Cape Town - Outgoing SA Communist Party (SACP) general secretary Blade Nzimande has launched a scathing attack on South Africa’s four main banks and the financial sector as a whole, accusing the whole system of being behind a “neo-liberal, financialised state capture”.
Nzimande, who was speaking at the start of the SACP’s congress in Boksburg, said that while the legacy of colonialism, apartheid and endemic corruption were major factors in the country’s problems, banks and the financial sector had become the major drivers of the deepening socio-economic crisis confronting the majority of South Africans.
Nzimande took the banks to task over the 2020 Covid-19 Loan Guarantee Scheme with which the government attempted to assist businesses in distress as a consequence of the pandemic lockdown.
It is common knowledge that Standard Bank, Absa, Nedbank and FNB are the country’s biggest banks.
He said what happened with the scheme was a dramatic illustration of the class arrogance and hegemony of finance capital. He said that in response to the lock-down recession, the SA Reserve Bank (SARB) had already injected money into the financial sector through the purchase of bonds on the secondary market.
“At the same time the government made available a potential R200 billion to the same banks in terms of a Covid-19 Loan Guarantee Scheme to assist businesses in distress. Only R18.4bn was dispensed by the banks to businesses in distress.”
He said small and medium enterprises were particularly badly affected by the pandemic but the banks insisted on applicants for the loans placing at risk as collateral their entire businesses despite the fact that the government was carrying the burden of the risk.
He quoted former finance minister Tito Mboweni who said in a speech in May this year: “That national guarantee scheme was designed in such a way as 94% of the risk was to be absorbed by the National Treasury and the SA Reserve Bank. But the banks didn’t come to the party.”
Mboweni, who made the remarks after he had left office, said the banks simply refused to play ball despite pleas from President Cyril Ramaphosa.
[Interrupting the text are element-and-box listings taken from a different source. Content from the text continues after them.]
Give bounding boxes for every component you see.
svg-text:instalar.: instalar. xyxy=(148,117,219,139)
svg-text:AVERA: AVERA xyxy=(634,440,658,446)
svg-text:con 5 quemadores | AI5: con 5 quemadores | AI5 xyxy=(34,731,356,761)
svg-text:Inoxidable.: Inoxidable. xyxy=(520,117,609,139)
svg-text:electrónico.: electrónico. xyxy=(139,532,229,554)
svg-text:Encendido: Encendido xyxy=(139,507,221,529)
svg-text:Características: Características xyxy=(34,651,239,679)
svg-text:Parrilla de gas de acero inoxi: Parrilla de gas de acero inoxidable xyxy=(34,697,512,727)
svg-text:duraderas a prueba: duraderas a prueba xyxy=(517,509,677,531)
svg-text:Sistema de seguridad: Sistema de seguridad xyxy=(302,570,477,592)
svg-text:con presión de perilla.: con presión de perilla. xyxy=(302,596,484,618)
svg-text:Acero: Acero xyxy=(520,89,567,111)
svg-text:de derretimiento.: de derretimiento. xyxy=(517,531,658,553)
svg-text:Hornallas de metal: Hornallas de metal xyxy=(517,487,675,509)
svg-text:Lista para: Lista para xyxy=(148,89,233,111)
Contacted for comment on the issue, the Banking Association of South Africa (Basa), which was in charge of the scheme on behalf of the banks, all of which are members, pointed the Cape Argus to the last statement it made on the scheme in June 2021.
In the statement, Basa said: “As at June 19, 2021, R18.3bn in loans had been approved by banks and taken up by small businesses under the Covid19 Loan Guarantee Scheme.”
Basa said in the statement that demand for the scheme had dropped sharply since April 2021, and in the past month only 65 loans, with a value of R35.7 million, had been approved by banks. The scheme was closed in July 2021.
In his speech, Nzimande said that through the late 1990s and into the present, South Africa’s political economy had become highly financialised.
“In 1994, the financial services sector in South Africa contributed 6.5% to GDP. It currently contributes nearly 25%, while the contribution of productive sectors to the economy has shrunk relatively with, among other things, de-industrialisation.”
Nzimande said that both black and white class representatives of the financial services sector were now clearly the hegemonic force within the capitalist class.
Speaking of what he referred to as the banking oligopoly, he said: “When the government seeks a social compact with so-called social partners, it is the financial sector that assumes the role of speaking for business at large.”
He said the dominance had been further cemented by the revolving door of senior personnel who moved seamlessly from the National Treasury to the SARB and the private banking and investment oligopolies.